By Ron Cowen
LONG BEACH, Calif. — Like a searchlight illuminating the distant past, the afterglow of a powerful gamma-ray burst has revealed what a stellar nursery in a remote galaxy looked like just 3 billion years after the Big Bang. The burst offers one of the earliest views of a star-forming region in the universe, which is now 13.7 billion years old.
The gamma-ray burst, recorded on June 7, 2008, and dubbed GRB 080607, is believed to have been generated when a massive star suddenly collapsed to form a black hole. While the burst itself lasted for only seconds, its fading afterglow in visible light remained remarkably bright for a full hour.
Jason Prochaska of the University of California, Santa Cruz, and his colleagues began observing the visible-light afterglow with the Keck I Telescope on Hawaii’s Mauna Kea less than 20 minutes after the burst was recorded by NASA’s orbiting Swift observatory.
Prochaska reported the findings on January 6 at the winter meeting of the American Astronomical Society and his team will also describe the study in an upcoming Astrophysical Journal Letters.
The Keck spectrum of the afterglow revealed that the burst originated in a galaxy so remote that the light now reaching Earth was emitted when the galaxy was only 3 billion years old. Among thousands of quasars, hundreds of stars and several tens of gamma-ray bursts Prochaska has examined, “this is the most exciting spectrum I have ever studied,” he says. The spectrum provides “the first view of a star-forming region with a gamma-ray burst,” revealing details on spatial scales of just a few light-years, much finer than can be seen by directly imaging a distant galaxy in visible light or radio.
The galaxy shows a remarkably similar enrichment in chemical elements heavier than helium, along with dust and molecular cloud properties, to what is observed in the Milky Way today. “This is really our first view of these properties in such a distant galaxy, and the surprise is really to see such a mature galaxy in our distant past,” Prochaska says.
The finding “demonstrates the ability of gamma-ray bursts through their brilliance to illuminate the properties of the [distant] universe,” comments theorist Don Lamb of the University of Chicago. “They have the power to make it possible to measure things that are otherwise unobservable — in this case the properties of a cold, dark and dense molecular cloud as it was 10 billion years ago.”
The forensic evidence found by Prochaska and his collaborators “points more strongly than ever before to dense molecular clouds as the scene of the deaths of the massive stars that produce gamma-ray bursts,” adds Lamb.

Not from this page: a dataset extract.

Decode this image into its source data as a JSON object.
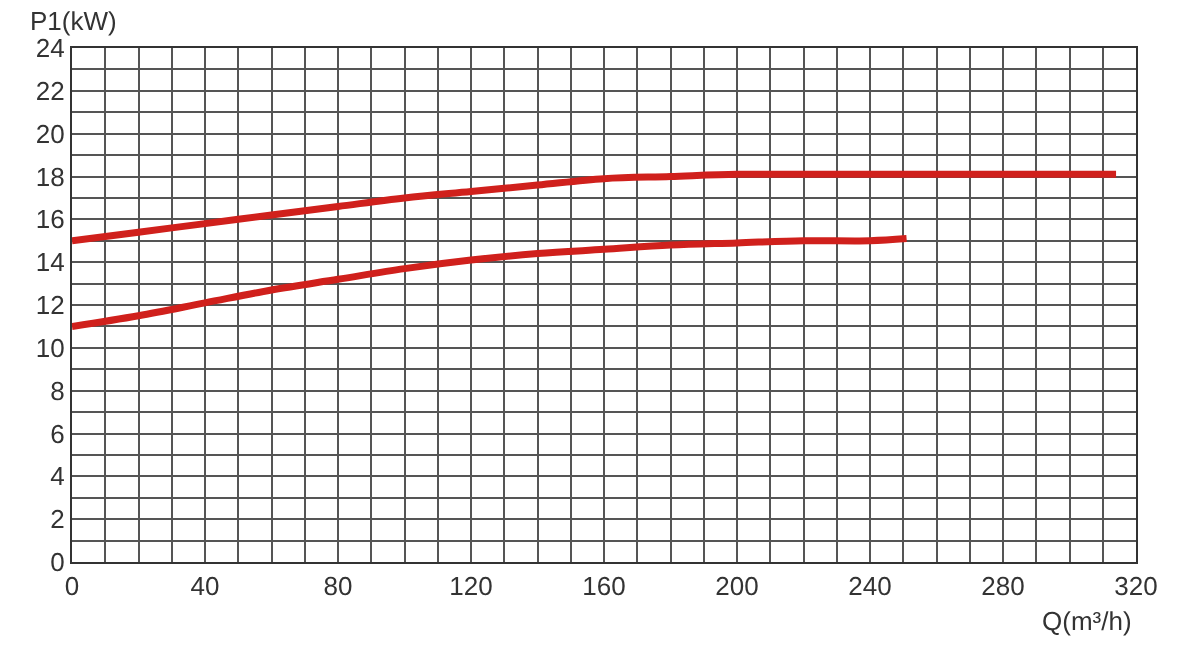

“Within the spectrum, there are several tens of absorption features which remain unidentified,” he adds. “In comparison, there may be only a handful of absorption lines, if any, that I would say are unidentified in the hundreds of other spectra that I have examined closely. Odds are, we are seeing these [absorption lines] for the first time on Earth.”
The afterglow had to be unusually bright to reveal so much about the dusty, star-forming region of the host galaxy from which it originated. Prochaska estimates that the event is the second most luminous afterglow on record, and for an hour remained 10,000 times more luminous than a typical quasar. Had the afterglow been much dimmer, then dust in the galaxy — which absorbs 99 percent of visible light — would have rendered the afterglow invisible.
Over the past several years, astronomers have detected gamma-ray bursts even more remote than this one, bursts that reveal the existence of massive stars as early as 1 billion years after the Big Bang. But because the spectra of the afterglow from GRB 080607 has a much stronger signal and covers a much wider range of wavelengths “we learn far more about the nature of galaxies” from long ago, Prochaska says.